Springfield Township has had a long-standing commitment to zoning and planning dating back to the early 1950s. The Township Board adopted an interim zoning ordinance in early 1952, which contained five zoning districts. In 1965 an ordinance which contained 13 different zoning districts was adopted. Planning and zoning functions were coordinated with the adoption of the township's first Master Plan in 1972 and subsequently the adoption of an entirely new zoning ordinance the following year. The 1973 ordinance serves as a basis for the current zoning ordinance.

Out of concern for the residential growth during the 1970s and its effects on the entire township, the Planning Commission embarked on a comprehensive review of the Master Plan and the Zoning Map in the early 1980s. As a result, the revised Master Plan and Zoning Ordinance incorporated natural resource protection information and standards. This slowed the growth of Springfield Township during the decade, growing to 9,927 in 1990. Additional comprehensive reviews and updates were done in the early 1990s and again in 2002. The primary basis for the township's planning, zoning, and land use decisions for at least the last 20 years has been the protection and preservation of their abundant and very special natural resources.
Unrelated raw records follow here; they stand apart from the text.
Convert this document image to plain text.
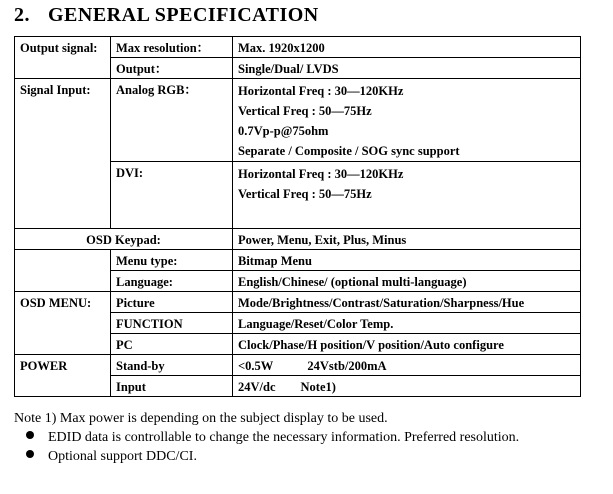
2. GENERAL SPECIFICATION
Output signal:	Max resolution：	Max. 1920x1200
	Output：	Single/Dual/ LVDS
Signal Input:	Analog RGB：	Horizontal Freq : 30—120KHz
Vertical Freq : 50—75Hz
0.7Vp-p@75ohm
Separate / Composite / SOG sync support

	DVI:	Horizontal Freq : 30—120KHz
Vertical Freq : 50—75Hz

OSD Keypad:		Power, Menu, Exit, Plus, Minus
	Menu type:	Bitmap Menu
	Language:	English/Chinese/ (optional multi-language)
OSD MENU:	Picture	Mode/Brightness/Contrast/Saturation/Sharpness/Hue
	FUNCTION	Language/Reset/Color Temp.
	PC	Clock/Phase/H position/V position/Auto configure
POWER	Stand-by	<0.5W           24Vstb/200mA
	Input	24V/dc        Note1)
Note 1) Max power is depending on the subject display to be used.
EDID data is controllable to change the necessary information. Preferred resolution.
Optional support DDC/CI.
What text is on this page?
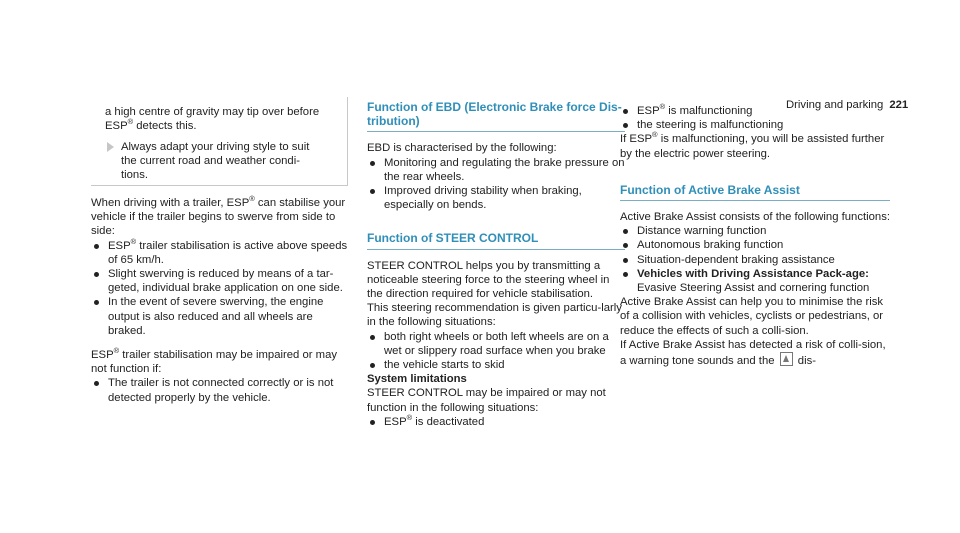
Driving and parking 221

a high centre of gravity may tip over before
ESP® detects this.

Always adapt your driving style to suit
the current road and weather condi-
tions.

When driving with a trailer, ESP® can stabilise your vehicle if the trailer begins to swerve from side to side:

ESP® trailer stabilisation is active above speeds of 65 km/h.
Slight swerving is reduced by means of a tar-geted, individual brake application on one side.
In the event of severe swerving, the engine output is also reduced and all wheels are braked.

ESP® trailer stabilisation may be impaired or may not function if:

The trailer is not connected correctly or is not detected properly by the vehicle.

Function of EBD (Electronic Brake force Dis-tribution)

EBD is characterised by the following:

Monitoring and regulating the brake pressure on the rear wheels.
Improved driving stability when braking, especially on bends.

Function of STEER CONTROL

STEER CONTROL helps you by transmitting a noticeable steering force to the steering wheel in the direction required for vehicle stabilisation.

This steering recommendation is given particu-larly in the following situations:

both right wheels or both left wheels are on a wet or slippery road surface when you brake
the vehicle starts to skid

System limitations

STEER CONTROL may be impaired or may not function in the following situations:

ESP® is deactivated
ESP® is malfunctioning
the steering is malfunctioning

If ESP® is malfunctioning, you will be assisted further by the electric power steering.

Function of Active Brake Assist

Active Brake Assist consists of the following functions:

Distance warning function
Autonomous braking function
Situation-dependent braking assistance
Vehicles with Driving Assistance Pack-age: Evasive Steering Assist and cornering function

Active Brake Assist can help you to minimise the risk of a collision with vehicles, cyclists or pedestrians, or reduce the effects of such a colli-sion.

If Active Brake Assist has detected a risk of colli-sion, a warning tone sounds and the  dis-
Today, Springfield Township is home to many parks, including Springfield Oaks County Park, site of the annual Oakland County Fair, and Indian Springs Metropark. The township is also home to several churches, a few schools including Springfield Christian Academy (the township's only high school) and a handful of shopping areas. The township's population, which increased by a third in the 1990s, continued to grow through the first decade of the 21st century.

Springfield Township also houses a former Superfund site, The Springfield Township Dump.
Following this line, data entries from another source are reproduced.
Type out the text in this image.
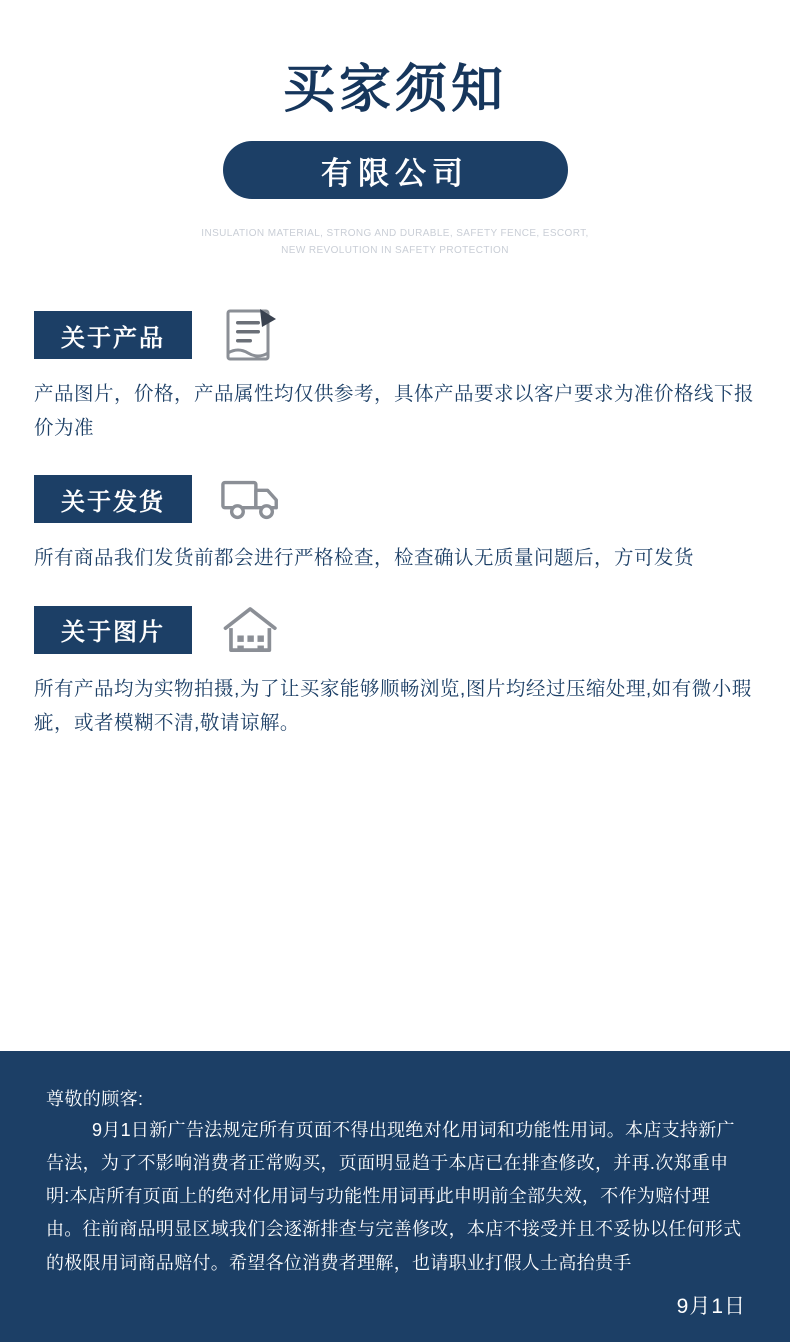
买家须知
有限公司
INSULATION MATERIAL, STRONG AND DURABLE, SAFETY FENCE, ESCORT,
NEW REVOLUTION IN SAFETY PROTECTION
关于产品
产品图片，价格，产品属性均仅供参考，具体产品要求以客户要求为准价格线下报价为准
关于发货
所有商品我们发货前都会进行严格检查，检查确认无质量问题后，方可发货
关于图片
所有产品均为实物拍摄,为了让买家能够顺畅浏览,图片均经过压缩处理,如有微小瑕疵，或者模糊不清,敬请谅解。
尊敬的顾客:
9月1日新广告法规定所有页面不得出现绝对化用词和功能性用词。本店支持新广告法，为了不影响消费者正常购买，页面明显趋于本店已在排查修改，并再.次郑重申明:本店所有页面上的绝对化用词与功能性用词再此申明前全部失效，不作为赔付理由。往前商品明显区域我们会逐渐排查与完善修改，本店不接受并且不妥协以任何形式的极限用词商品赔付。希望各位消费者理解，也请职业打假人士高抬贵手
9月1日
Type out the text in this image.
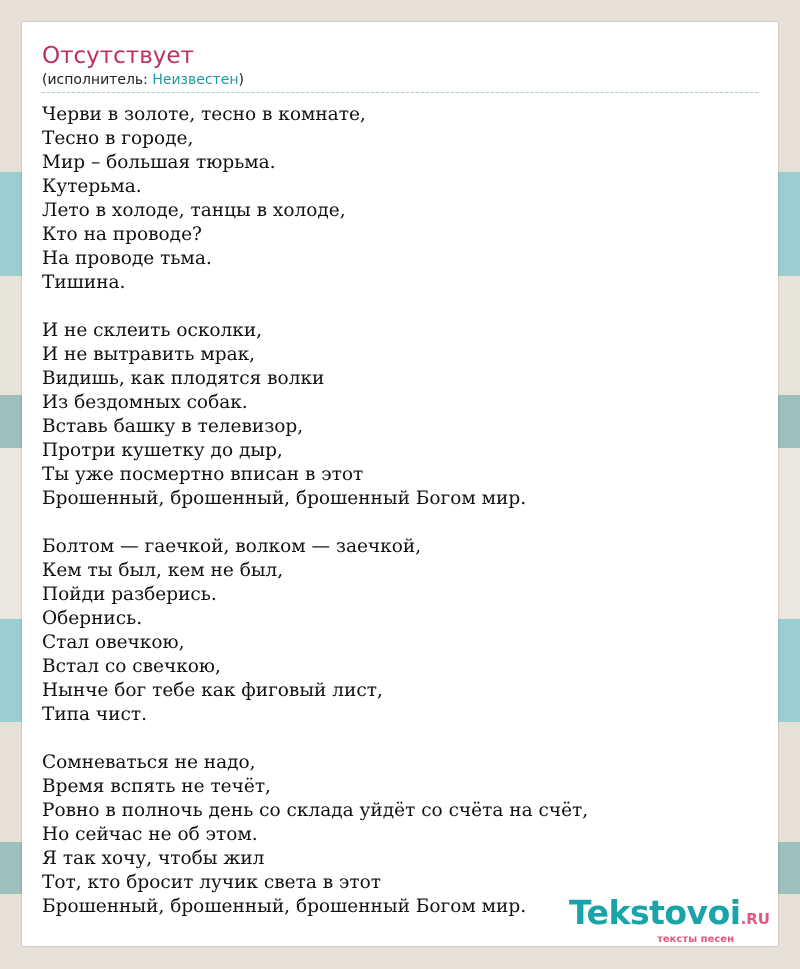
Отсутствует
(исполнитель: Неизвестен)
Черви в золоте, тесно в комнате,
Тесно в городе,
Мир – большая тюрьма.
Кутерьма.
Лето в холоде, танцы в холоде,
Кто на проводе?
На проводе тьма.
Тишина.
И не склеить осколки,
И не вытравить мрак,
Видишь, как плодятся волки
Из бездомных собак.
Вставь башку в телевизор,
Протри кушетку до дыр,
Ты уже посмертно вписан в этот
Брошенный, брошенный, брошенный Богом мир.
Болтом — гаечкой, волком — заечкой,
Кем ты был, кем не был,
Пойди разберись.
Обернись.
Стал овечкою,
Встал со свечкою,
Нынче бог тебе как фиговый лист,
Типа чист.
Сомневаться не надо,
Время вспять не течёт,
Ровно в полночь день со склада уйдёт со счёта на счёт,
Но сейчас не об этом.
Я так хочу, чтобы жил
Тот, кто бросит лучик света в этот
Брошенный, брошенный, брошенный Богом мир.	Tekstovoi.RU
тексты песен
Springfield Township is a member of the Clarkston Area Chamber of Commerce and Holly Chamber of Commerce.

==Geography==
According to the United States Census Bureau, the township has a total area of 36.8 sqmi, of which 35.6 sqmi is land and 1.2 sqmi, or 3.16%, is water.

The Shiawassee River, Huron River, along with the main branch of the Clinton River, rise within the township. The Shiawassee flows in a northwesterly direction toward Saginaw where it joins with the Tittabawassee River to form the Saginaw River, which drains into the Saginaw Bay of Lake Huron. The Huron flows in a southeasterly direction and empties into Lake Erie. The Lower Huron River demarks the boundary between Wayne County and Monroe County. The Clinton flows in an easterly direction and empties into Lake St. Clair in Macomb County's Harrison Township.

==Demographics==
As of the census of 2000, there were 13,338 people, 4,619 households, and 3,658 families residing in the township. The population density was 374.8 PD/sqmi. There were 4,794 housing units at an average density of 134.7 /sqmi. The racial makeup of the township was 96.69% White, 1.09% African American, 0.46% Native American, 0.55% Asian, 0.01% Pacific Islander, 0.26% from other races, and 0.93% from two or more races. Hispanic or Latino of any race were 1.98% of the population.

There were 4,619 households, out of which 41.2% had children under the age of 18 living with them, 68.5% were married couples living together, 7.2% had a female householder with no husband present, and 20.8% were non-families. 15.6% of all households were made up of individuals, and 3.2% had someone living alone who was 65 years of age or older. The average household size was 2.87 and the average family size was 3.22.

In the township 28.8% of the population was under the age of 18, 7.1% was from 18 to 24, 32.9% from 25 to 44, 25.4% from 45 to 64, and 5.8% was 65 years of age or older. The median age was 36 years. For every 100 females, there were 101.4 males. For every 100 females age 18 and over, there were 99.8 males.

The median income for a household in the township was $71,977, and the median income for a family was $76,816. Males had a median income of $57,500 versus $34,615 for females. The per capita income for the township was $28,247. About 3.8% of families and 5.9% of the population were below the poverty line, including 8.8% of those under age 18 and 9.6% of those age 65 and over.